En décidant de ne pas chercher un terrain d’entente avec les démocrates, le Parti républicain a eu la liberté d’imposer ses priorités : baisse drastique de l’impôt sur les sociétés, taux modéré pour les capitaux rapatriés, allégement considérable de la pression fiscale pour les revenus les plus élevés. Mais ces choix expliquent en bonne partie l’accueil négatif réservé pour l’instant par l’opinion américaine à cette réforme.

Une réforme impopulaire

Lorsque le Congrès a commencé ses travaux en octobre, selon le baromètre Reuters-Ipsos, les personnes interrogées avaient majoritairement un avis négatif (39 % contre 22 % qui jugeaient cette réforme positive), avec plus d’un tiers (38 %) qui assurait ne pas savoir, un résultat élevé explicable par la complexité qui accompagne en général ces sujets.
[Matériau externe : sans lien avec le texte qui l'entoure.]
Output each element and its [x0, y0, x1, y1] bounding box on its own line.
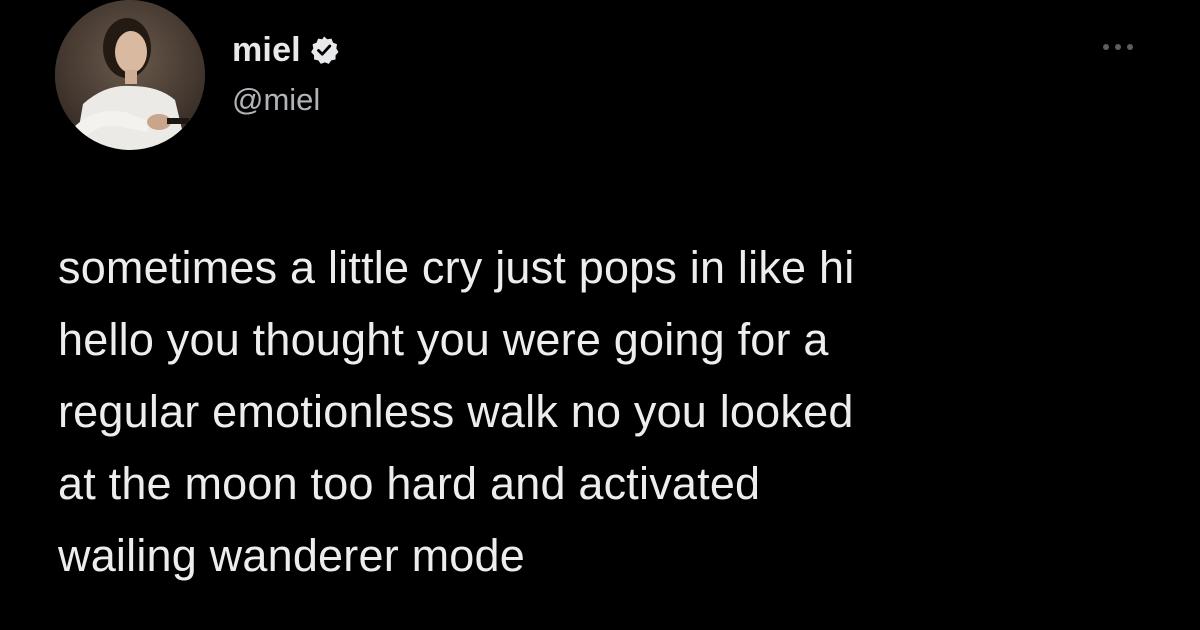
tweet-text-line: at the moon too hard and activated	[58, 458, 761, 509]
author-name-row: miel	[232, 30, 339, 70]
tweet-text-line: hello you thought you were going for a	[58, 314, 829, 365]
more-options-button[interactable]	[1096, 34, 1140, 60]
verified-badge-icon	[310, 36, 339, 64]
tweet-card: miel @miel sometimes a little cry just p…	[0, 0, 1200, 630]
ellipsis-icon	[1103, 44, 1133, 50]
avatar-photo-icon	[55, 0, 205, 150]
author-handle[interactable]: @miel	[232, 82, 320, 118]
tweet-text-line: sometimes a little cry just pops in like…	[58, 242, 855, 293]
tweet-text: sometimes a little cry just pops in like…	[58, 232, 1168, 592]
tweet-text-line: wailing wanderer mode	[58, 530, 525, 581]
author-display-name[interactable]: miel	[232, 31, 301, 70]
tweet-text-line: regular emotionless walk no you looked	[58, 386, 854, 437]
author-avatar[interactable]	[55, 0, 205, 150]
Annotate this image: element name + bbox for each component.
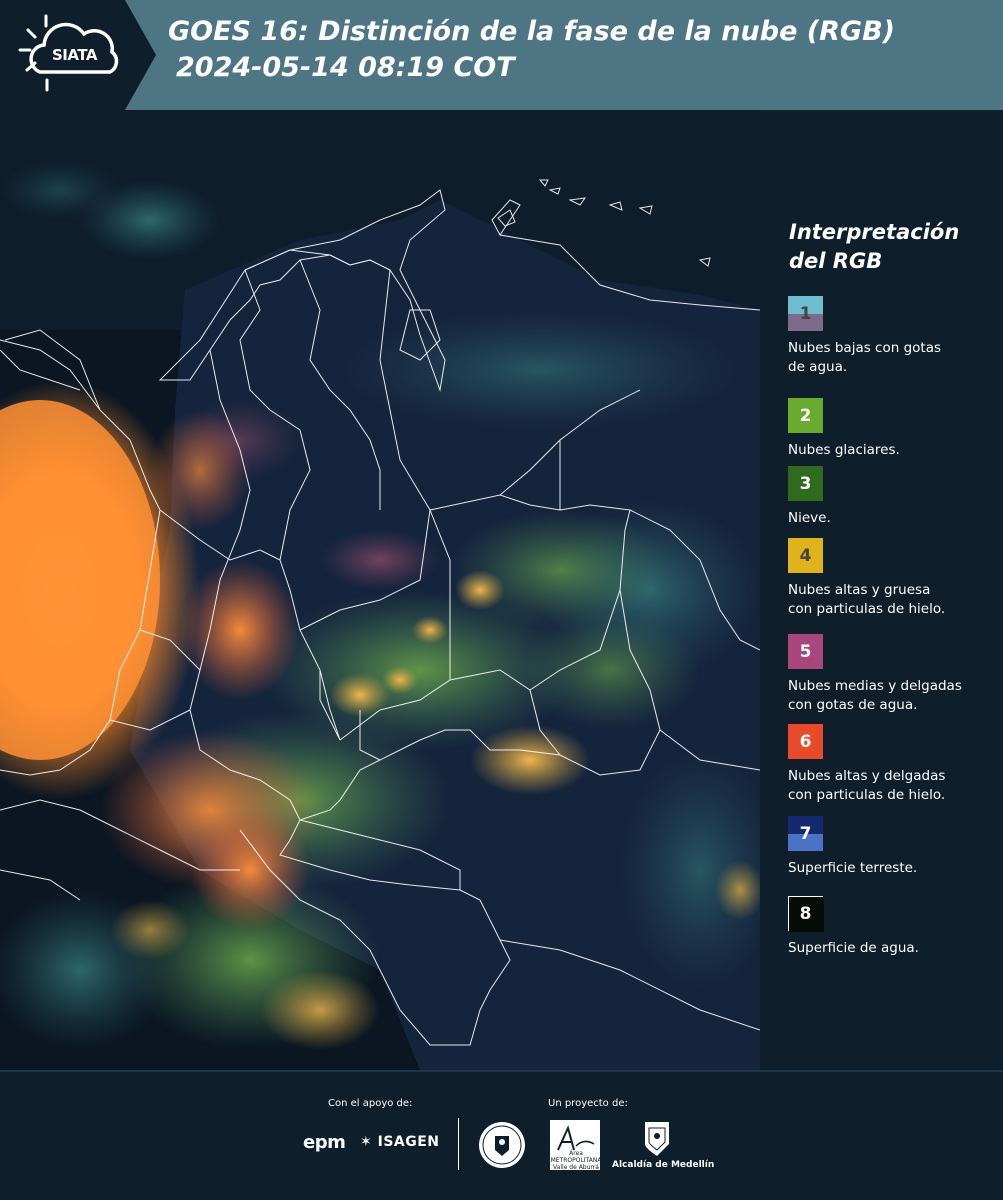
legend-number: 8 <box>799 903 812 924</box>
area-metropolitana-name: Área METROPOLITANA Valle de Aburrá <box>550 1150 602 1171</box>
satellite-map[interactable] <box>0 110 760 1070</box>
legend-panel: Interpretación del RGB 1 Nubes bajas con … <box>760 110 1003 1070</box>
legend-number: 3 <box>799 473 812 494</box>
page-title: GOES 16: Distinción de la fase de la nub… <box>168 14 895 86</box>
legend-label: Nubes altas y gruesa con particulas de h… <box>788 582 946 617</box>
legend-item-1: 1 Nubes bajas con gotas de agua. <box>788 296 998 377</box>
legend-item-4: 4 Nubes altas y gruesa con particulas de … <box>788 538 998 619</box>
legend-item-8: 8 Superficie de agua. <box>788 896 998 958</box>
header: SIATA GOES 16: Distinción de la fase de … <box>0 0 1003 110</box>
legend-item-7: 7 Superficie terreste. <box>788 816 998 878</box>
legend-item-2: 2 Nubes glaciares. <box>788 398 998 460</box>
legend-item-6: 6 Nubes altas y delgadas con particulas d… <box>788 724 998 805</box>
legend-label: Nubes medias y delgadas con gotas de agu… <box>788 678 962 713</box>
legend-number: 7 <box>799 823 812 844</box>
legend-number: 2 <box>799 405 812 426</box>
support-label: Con el apoyo de: <box>328 1098 413 1109</box>
seal-logo <box>479 1122 525 1168</box>
footer-divider <box>458 1118 459 1170</box>
epm-logo: epm <box>303 1132 346 1153</box>
legend-swatch: 4 <box>788 538 823 573</box>
legend-label: Nubes bajas con gotas de agua. <box>788 340 942 375</box>
satellite-map-canvas <box>0 110 760 1070</box>
legend-swatch: 8 <box>788 896 824 932</box>
legend-swatch: 1 <box>788 296 823 331</box>
legend-swatch: 3 <box>788 466 823 501</box>
isagen-logo: ✶ ISAGEN <box>360 1134 440 1150</box>
legend-swatch: 2 <box>788 398 823 433</box>
legend-number: 5 <box>799 641 812 662</box>
title-product: GOES 16: Distinción de la fase de la nub… <box>168 16 895 47</box>
siata-logo-text: SIATA <box>52 46 98 64</box>
isagen-mark-icon: ✶ <box>360 1134 373 1150</box>
legend-item-5: 5 Nubes medias y delgadas con gotas de ag… <box>788 634 998 715</box>
isagen-logo-text: ISAGEN <box>377 1134 440 1150</box>
legend-title: Interpretación del RGB <box>789 220 960 273</box>
legend-number: 1 <box>799 303 812 324</box>
alcaldia-text: Alcaldía de Medellín <box>612 1160 715 1170</box>
legend-swatch: 5 <box>788 634 823 669</box>
legend-label: Superficie terreste. <box>788 860 918 876</box>
legend-item-3: 3 Nieve. <box>788 466 998 528</box>
legend-number: 6 <box>799 731 812 752</box>
title-timestamp: 2024-05-14 08:19 COT <box>176 52 515 83</box>
legend-swatch: 6 <box>788 724 823 759</box>
alcaldia-shield-icon <box>645 1122 669 1156</box>
legend-label: Superficie de agua. <box>788 940 919 956</box>
legend-number: 4 <box>799 545 812 566</box>
project-label: Un proyecto de: <box>548 1098 628 1109</box>
legend-label: Nieve. <box>788 510 831 526</box>
siata-logo: SIATA <box>0 0 156 110</box>
footer: Con el apoyo de: Un proyecto de: epm ✶ I… <box>0 1070 1003 1200</box>
legend-swatch: 7 <box>788 816 823 851</box>
legend-label: Nubes glaciares. <box>788 442 900 458</box>
legend-label: Nubes altas y delgadas con particulas de… <box>788 768 946 803</box>
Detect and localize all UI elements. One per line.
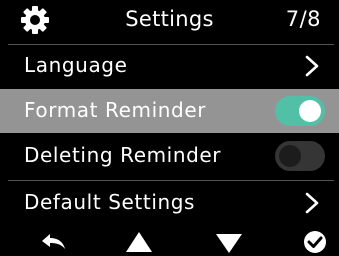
chevron-right-icon <box>305 192 319 214</box>
deleting-reminder-toggle[interactable] <box>275 141 325 171</box>
toggle-knob <box>299 100 321 122</box>
menu-item-label: Language <box>24 53 128 77</box>
back-arrow-icon[interactable] <box>38 230 68 254</box>
menu-item-format-reminder[interactable]: Format Reminder <box>0 89 339 133</box>
header-bar: Settings 7/8 <box>0 0 339 44</box>
menu-item-deleting-reminder[interactable]: Deleting Reminder <box>0 134 339 178</box>
up-triangle-icon[interactable] <box>124 230 154 254</box>
menu-item-language[interactable]: Language <box>0 44 339 88</box>
page-indicator: 7/8 <box>285 7 321 31</box>
menu-item-default-settings[interactable]: Default Settings <box>0 181 339 225</box>
confirm-check-icon[interactable] <box>300 230 330 254</box>
chevron-right-icon <box>305 55 319 77</box>
down-triangle-icon[interactable] <box>214 230 244 254</box>
menu-item-label: Format Reminder <box>24 98 207 122</box>
toggle-knob <box>279 145 301 167</box>
format-reminder-toggle[interactable] <box>275 96 325 126</box>
menu-item-label: Default Settings <box>24 190 196 214</box>
menu-item-label: Deleting Reminder <box>24 143 222 167</box>
bottom-nav-bar <box>0 226 339 256</box>
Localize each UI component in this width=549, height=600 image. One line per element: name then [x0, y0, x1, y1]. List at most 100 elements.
Un mois plus tard, l’administration Trump a clairement perdu la bataille de l’opinion avec 49 % d’avis négatifs contre 29 % d’avis favorables selon le même baromètre. Une majorité relative de personnes interrogées en novembre par la Quinnipiac University estime que ses impôts ne baisseront pas (36 %) ou qu’ils augmenteront (35 %) alors que seule une petite minorité (16 %) s’attend à en bénéficier. Une majorité absolue (52 %) n’espère aucun impact positif pour la croissance, l’argument avancé en priorité par le Parti républicain. Enfin, 61 % jugent que le projet profitera aux « riches », contre 24 % à « la classe moyenne », et seulement 6 % aux « pauvres ».

Encore plus inquiétant pour le parti au pouvoir, il peut certes compter sur l’adhésion d’une majorité absolue de la part des électeurs qui se définissent comme républicains, mais cette majorité (59 %) reste néanmoins relative selon Reuters-Ipsos pour un sujet traditionnellement fédérateur au sein du Grand Old Party.